Abstract:
Currently, traffic congestion has become a serious problem in most developed cities. It is caused by an increasing number of the vehicles and the delay on arterial roads resulting in negative consequences regarding air quality, travel time, and travel safety. To reduce the traffic volume and congestion, recent solutions offer optimization of operational characteristics including the total delay and average queue length in urban intersections. Optimizing such characteristics are considered as the major breakthrough concepts of applying artificial intelligence in transportation engineering. Accordingly, the aim of this study was to develop and apply the fuzzy controller to reduce the total delay and average queue length in urban intersections. To this end, effective variables like the total delay and average queue length were simulated using the fuzzy logic controller. Then, the results were graphically simulated for the experts. Furthermore, the total delay and average queue length were compared employing the fixed-time control and fuzzy controller systems. The results indicated that in fuzzy controller system rather than the fixed-time control system, the delay and average queue length were remarkably optimized. Statistical tests also approved the efficiency of the fuzzy controller as an optimum controller system as compared to the fixed controller system. The findings of this study may help the traffic engineers and urban managers to control the traffic congestion issues based on predicting and optimizing the delay and queue length and increasing the road safety in urban intersections in the future.
Machine summary:
com Optimizing Total Delay and Average Queue Length Based on the Fuzzy Logic Controller in Urban Intersections Hamid Shirmohammadi a and Farhad Hadadi a a Faculty of Civil Engineering, Urmia University, Urmia, Iran Abstract Currently, traffic congestion has become a serious problem in most developed cities.
Accordingly, the aim of this study was to develop and apply the fuzzy controller to reduce the total delay and average queue length in urban intersections.
The findings of this study may help the traffic engineers and urban managers to control the traffic congestion issues based on predicting and optimizing the delay and queue length and increasing the road safety in urban intersections in the future .
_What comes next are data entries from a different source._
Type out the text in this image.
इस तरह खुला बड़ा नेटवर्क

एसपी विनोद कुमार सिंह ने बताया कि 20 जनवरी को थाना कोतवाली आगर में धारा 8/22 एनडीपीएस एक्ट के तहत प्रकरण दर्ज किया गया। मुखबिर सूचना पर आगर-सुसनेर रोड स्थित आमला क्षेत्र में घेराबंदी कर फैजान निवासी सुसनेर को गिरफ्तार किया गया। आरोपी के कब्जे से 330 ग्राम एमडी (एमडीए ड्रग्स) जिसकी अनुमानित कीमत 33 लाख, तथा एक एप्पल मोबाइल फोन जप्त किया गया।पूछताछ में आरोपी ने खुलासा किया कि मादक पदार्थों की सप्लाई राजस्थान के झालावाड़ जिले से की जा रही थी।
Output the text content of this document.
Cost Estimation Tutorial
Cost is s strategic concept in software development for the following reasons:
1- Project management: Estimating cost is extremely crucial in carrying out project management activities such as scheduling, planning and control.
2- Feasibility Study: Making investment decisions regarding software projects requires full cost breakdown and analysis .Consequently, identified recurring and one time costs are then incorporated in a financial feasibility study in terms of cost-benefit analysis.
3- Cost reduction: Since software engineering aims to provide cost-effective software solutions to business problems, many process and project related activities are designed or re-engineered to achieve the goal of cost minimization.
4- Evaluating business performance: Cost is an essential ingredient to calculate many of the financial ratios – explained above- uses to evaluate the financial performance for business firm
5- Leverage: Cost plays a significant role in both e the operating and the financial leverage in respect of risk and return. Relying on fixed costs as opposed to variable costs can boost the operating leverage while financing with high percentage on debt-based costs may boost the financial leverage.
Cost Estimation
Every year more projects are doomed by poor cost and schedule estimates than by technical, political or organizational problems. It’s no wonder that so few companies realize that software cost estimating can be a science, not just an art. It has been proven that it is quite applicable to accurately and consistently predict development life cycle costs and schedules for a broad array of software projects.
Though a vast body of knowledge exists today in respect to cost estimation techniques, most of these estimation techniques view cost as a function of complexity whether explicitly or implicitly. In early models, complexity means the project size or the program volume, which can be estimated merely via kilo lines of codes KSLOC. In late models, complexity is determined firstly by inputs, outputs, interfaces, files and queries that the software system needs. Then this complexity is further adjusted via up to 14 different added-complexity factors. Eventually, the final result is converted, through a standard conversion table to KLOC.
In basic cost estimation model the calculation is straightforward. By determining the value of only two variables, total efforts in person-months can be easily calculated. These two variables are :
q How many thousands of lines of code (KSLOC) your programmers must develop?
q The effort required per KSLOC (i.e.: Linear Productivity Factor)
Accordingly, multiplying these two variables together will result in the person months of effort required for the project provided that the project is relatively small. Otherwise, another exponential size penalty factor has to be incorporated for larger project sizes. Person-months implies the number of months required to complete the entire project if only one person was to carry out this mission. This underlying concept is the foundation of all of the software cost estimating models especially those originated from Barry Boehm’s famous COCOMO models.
Input and output variables such as speed, volume, total stop, total delay, and average queue lengths were first collected by Synchro 8 software which was set based on the fixed-time controller.
Another aim of this study was to classify the intersections according to the optimal amounts of the total delay and average queue lengths in comparison with fixed-time controllers.
Therefore, fuzzy logic was selected as an accurate and intelligent controller system to optimize and classify the optimum total delay and queue lengths in urban intersections.
1. Input variables Since the main aim of this study was to evaluate and optimize the delay and average queue length of the vehicles in intersections, input variables like speed, total stop, and volume of the vehicles were valued and classified into the intervals based on the principles of fuzzy logic as shown in Figure 3.